Okay. So I've been asked a couple times now to read forthcoming YA novels for the purpose of writing a "blurb" -- an author's endorsement of a particular work -- for them.

I know.

Me.

It kind of trips me out that anyone would care whether or not Andrew Smith thinks a book is worth reading. But... eh... whatever.

So, okay, a couple weeks ago I got my hands on an electronic copy of a book called Open Wounds by Joe Lunievicz. The novel is being published by a small publisher (WestSide) that specializes in YA titles, and is due to be released, I believe, in April, 2011.

One of the things that got me interested in the book right away was that it's boy-oriented historical fiction. Okay. I like YA historical fiction a lot, and I'm not trying to ruffle anyone's feathers here, but I think the genre is woefully underrepresented when it comes to shelf space in bookstores. What is out there, too, also tends to be primarily aimed at girls.

So, naturally, I really got into the idea of reading this book about a kid growing up in 1930s and 40s New York. (Side note: That's really all I knew about the book ahead of time. I purposely did not read the synopsis because I like to discover the elements of plot as I go through a book.)

I finished reading the book a couple days ago. And it was the first book (besides my own when I'm working on them) that I'd ever endured reading in its entirety on my computer screen. That, in itself, is testimony to how the book affected me, because I can not put up with reading novels on anything but paper. (It's also why it took me so long to read the book -- I just don't see how editors and agents and people like that can STAND reading entire manuscripts on a display screen of any size, color, or configuration. Sorry. I just can't do it.)

My take?

The world needs more books like Joe Lunievicz’s Open Wounds.

Open Wounds tells this soaring, huge, sweeping tale of Cid Wymann, a Jewish kid from a poor neighborhood, as he grows up in 1930s and 40s New York.

I loved reading Open Wounds.

It’s one of those books that effortlessly pulls you into Cid’s world and makes you want to live there.
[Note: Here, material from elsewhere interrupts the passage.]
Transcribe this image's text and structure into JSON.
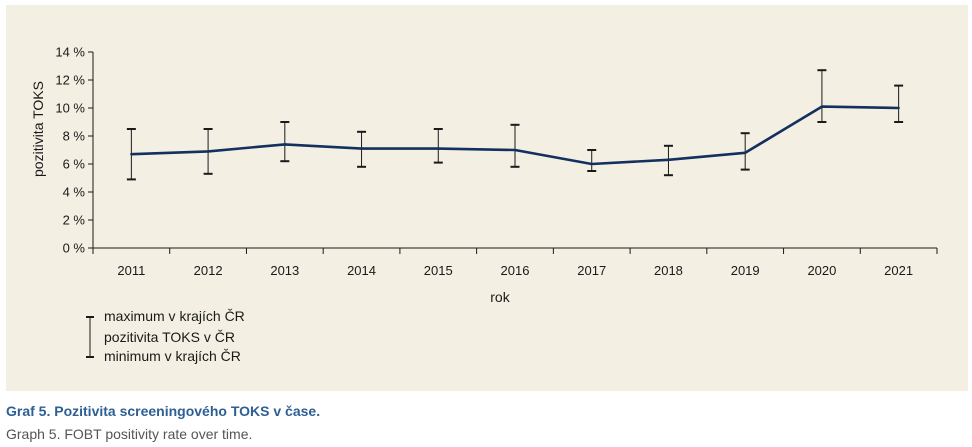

Open Wounds is dripping with everything that made me love reading when I was a boy: action, compassion, extreme adversity, and heroism.

The setting of the book (Great Depression and War-era New York) is as real and multi-dimensional as the compelling voices embodied in the story’s fascinating characters: Cid, the fighter; Tomik and Siggy, his boyhood friends who at times lose Cid’s trust and must act to regain it; Lefty, the battle-scarred cousin who selflessly devotes himself to Cid; and Nikolai, the funny (the first time Cid meets him, Nikolai vomits on the kid), disturbing, and deeply wounded man who becomes Cid’s mentor and teacher.

I'm not going to say anything about the plotting or conflict in the story. I just loved reading this book, and can't wait to see a real, cover-to-cover, paper version of the novel next year.

So I guess that kind of counts as reading my first book of 2011. I can only hope that the rest of the 2011 novels I read end up being equally enjoyable.

I don't know Joe, his agent, or anyone at WestSide, but this really is one hell of a good book.